Iraq NEWTON Bouquet 1: Iraq and its Histories

As part of the current global commemorations of twenty years since the US-allied invasion and subsequent US occupation of Iraq, ASI and Georgetown University’s CCAS are co-sponsoring a one day workshop on March 31, “Iraq 2023: Twenty Years On.” Alongside this event, we offer two NEWTON bouquets that span temporal, spatial, and thematic aspects of Iraq.

The first bouquet includes an array of scholarly texts that underscore key axes of Iraq’s historical, political, and communal foundations.

Read the second bouquet here, which spans Iraq’s current, post-2003 realities, as well as the immediate political trajectories and events that in many ways both made it possible as well as helped the country defiantly resist a number of imposed circumstances.

1) Sara Pursley, Familiar Futures: Time, Selfhood, and Sovereignty in Iraq

“When I started reading material on the debates over the personal status law, one thing that struck me was how everybody on all sides of the dispute were framing their arguments in the language of national economic development.”

2) Jeffrey G. Karam, The Middle East in 1958: Reimagining A Revolutionary Year

“Through an inter- and multidisciplinary study of transformational events before and after 1958, the book answers one broad question: to what extent were events in the year 1958 revolutionary and transformative for states in the Middle East and outside the region?”

3) Noga Efrati, Women in Iraq: Past Meets Present

“I believe that placing activists’ post-2003 struggle against the backdrop of the Hashemite period illuminates their efforts to secure meaningful participation in politics, to prevent state tolerance of coercive practices pertaining to women, and to preserve Iraq’s Personal Status Law.”

4) Caecilia Pieri, Bagdad. La construction d’une capitale moderne, 1914-1960

“Baghdad’s evolution cannot be dissociated from Iraq’s specific political context. The capital’s evolution between 1914 and 1960, between urban development and national construction, echoes the dynamics of state-building and nation-building.”

5) Nadje Al-Ali and Deborah Al-Najjar, We are Iraqis: Aesthetics and Politics in a Time of War

“We asked ourselves: what happens when a community—be it a political group, an ethnic or religious community, or a whole nation—deals with devastating events?
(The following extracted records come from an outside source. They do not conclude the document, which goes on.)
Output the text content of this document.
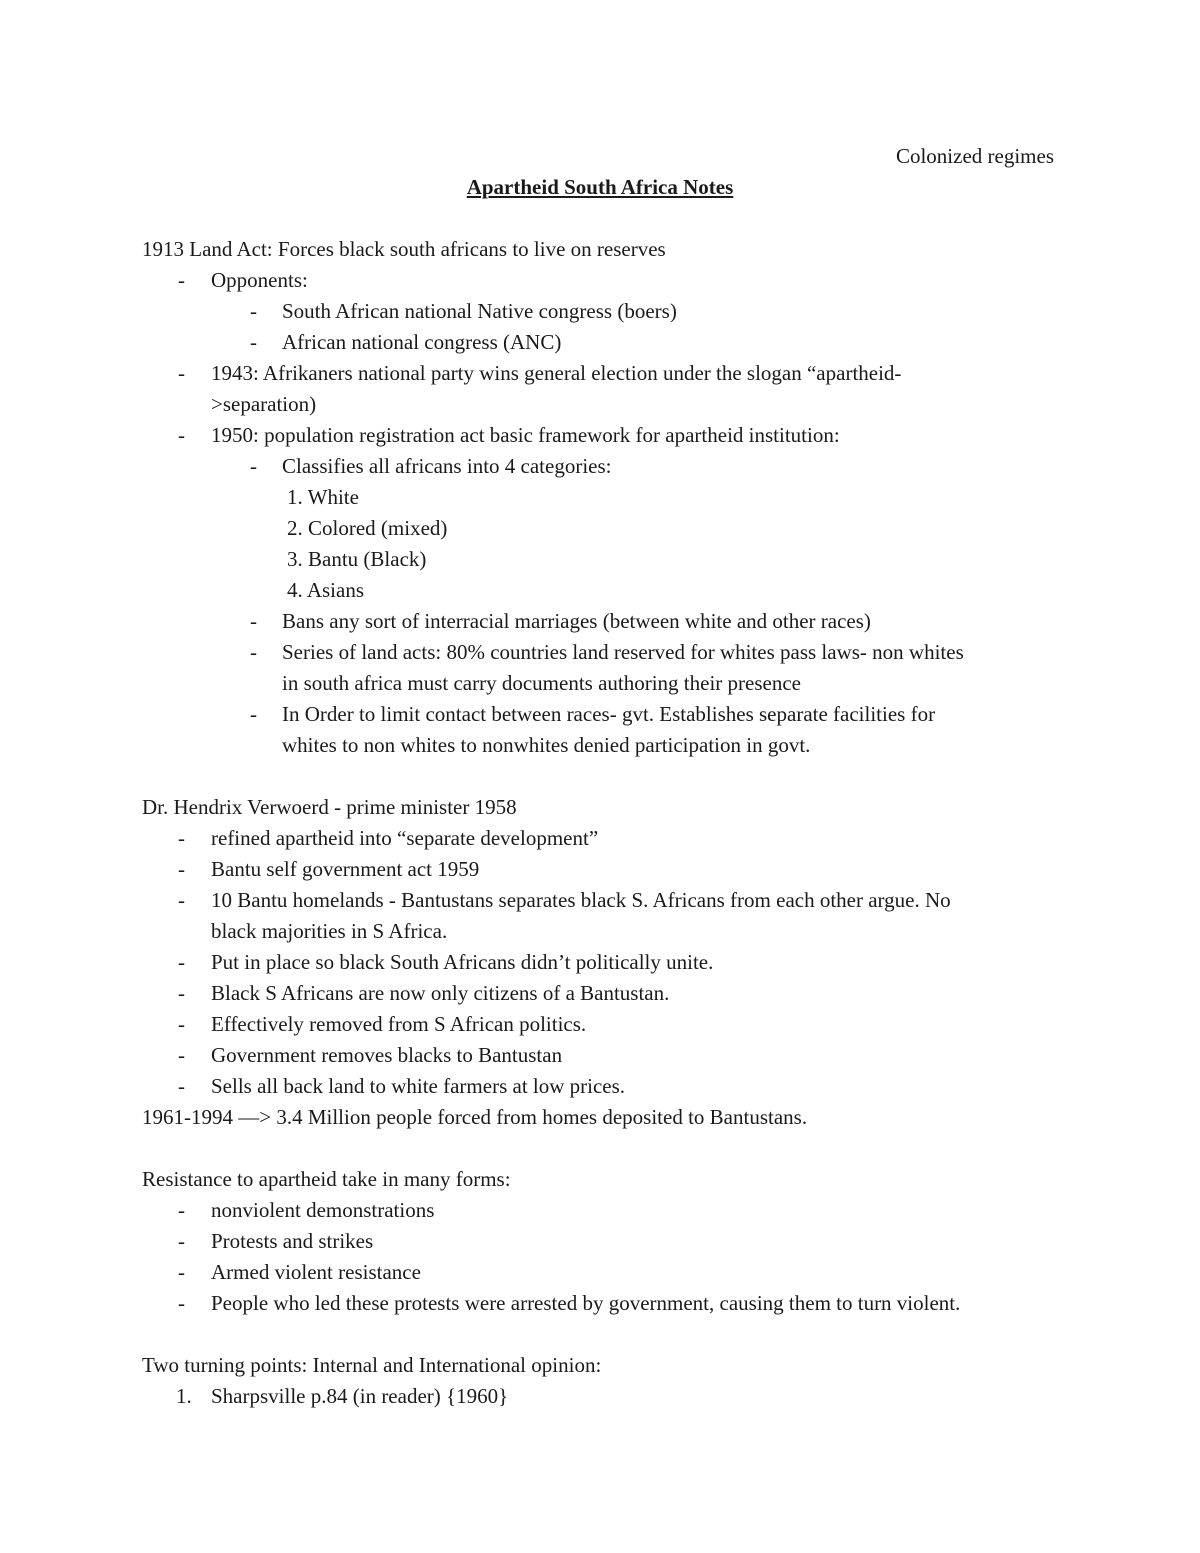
Colonized regimes
Apartheid South Africa Notes
1913 Land Act: Forces black south africans to live on reserves
- Opponents:
- South African national Native congress (boers)
- African national congress (ANC)
- 1943: Afrikaners national party wins general election under the slogan “apartheid-
>separation)
- 1950: population registration act basic framework for apartheid institution:
- Classifies all africans into 4 categories:
1. White
2. Colored (mixed)
3. Bantu (Black)
4. Asians
- Bans any sort of interracial marriages (between white and other races)
- Series of land acts: 80% countries land reserved for whites pass laws- non whites
in south africa must carry documents authoring their presence
- In Order to limit contact between races- gvt. Establishes separate facilities for
whites to non whites to nonwhites denied participation in govt.
Dr. Hendrix Verwoerd - prime minister 1958
- refined apartheid into “separate development”
- Bantu self government act 1959
- 10 Bantu homelands - Bantustans separates black S. Africans from each other argue. No
black majorities in S Africa.
- Put in place so black South Africans didn’t politically unite.
- Black S Africans are now only citizens of a Bantustan.
- Effectively removed from S African politics.
- Government removes blacks to Bantustan
- Sells all back land to white farmers at low prices.
1961-1994 —> 3.4 Million people forced from homes deposited to Bantustans.
Resistance to apartheid take in many forms:
- nonviolent demonstrations
- Protests and strikes
- Armed violent resistance
- People who led these protests were arrested by government, causing them to turn violent.
Two turning points: Internal and International opinion:
1. Sharpsville p.84 (in reader) {1960}
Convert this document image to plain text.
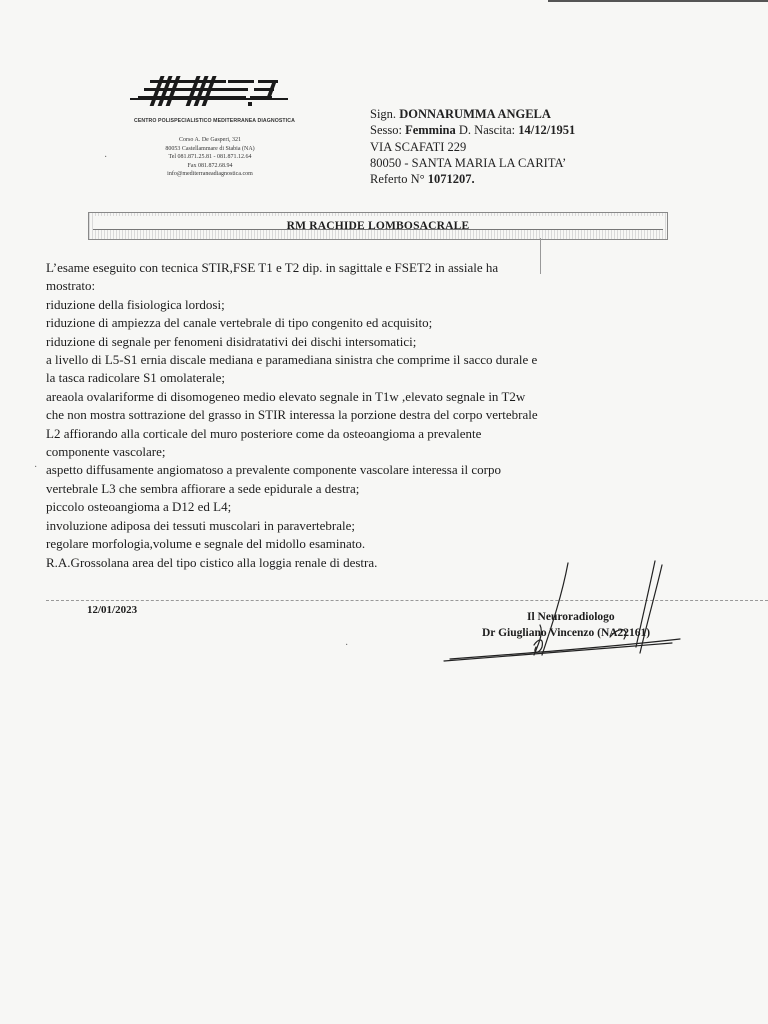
CENTRO POLISPECIALISTICO MEDITERRANEA DIAGNOSTICA
Corso A. De Gasperi, 321
80053 Castellammare di Stabia (NA)
Tel 081.871.25.81 - 081.871.12.64
Fax 081.872.68.94
info@mediterraneadiagnostica.com
Sign. DONNARUMMA ANGELA
Sesso: Femmina D. Nascita: 14/12/1951
VIA SCAFATI 229
80050 - SANTA MARIA LA CARITA’
Referto N° 1071207.
RM RACHIDE LOMBOSACRALE
L’esame eseguito con tecnica STIR,FSE T1 e T2 dip. in sagittale e FSET2 in assiale ha
mostrato:
riduzione della fisiologica lordosi;
riduzione di ampiezza del canale vertebrale di tipo congenito ed acquisito;
riduzione di segnale per fenomeni disidratativi dei dischi intersomatici;
a livello di L5-S1 ernia discale mediana e paramediana sinistra che comprime il sacco durale e
la tasca radicolare S1 omolaterale;
areaola ovalariforme di disomogeneo medio elevato segnale in T1w ,elevato segnale in T2w
che non mostra sottrazione del grasso in STIR interessa la porzione destra del corpo vertebrale
L2 affiorando alla corticale del muro posteriore come da osteoangioma a prevalente
componente vascolare;
aspetto diffusamente angiomatoso a prevalente componente vascolare interessa il corpo
vertebrale L3 che sembra affiorare a sede epidurale a destra;
piccolo osteoangioma a D12 ed L4;
involuzione adiposa dei tessuti muscolari in paravertebrale;
regolare morfologia,volume e segnale del midollo esaminato.
R.A.Grossolana area del tipo cistico alla loggia renale di destra.
12/01/2023
Il Neuroradiologo
Dr Giugliano Vincenzo (NA22161)
·
·
·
How are cultural formations in communities, including symbols, local narratives, cultural productions, artworks, and rituals mobilized to inscribe, resist, and heal trauma?”

6) Orit Bashkin, New Babylonians: A History of Jews in Modern Iraq

“I analyzed the urban experiences of the educated Iraqi Jewish middle classes and their perceptions of secularization, reform and gender relations, the Arabic literary production of Iraqi Jewish journalists, novelists, short-story writers and poets, and the radical visions of Arab-Jewish communists, especially the communist Jewish league ‘Usbat Mukafat al-Sayhuniyya (The League for Combating Zionism).”

7) Arbella Bet-Shlimon, City of Black Gold: Oil, Ethnicity, and the Making of Modern Kirkuk

“The goal of my book, therefore, is not only to argue that ethnic rivalries in Kirkuk are social constructions, which should be obvious, but also to try to understand the origins, components, and mechanisms of ethnicized politics.”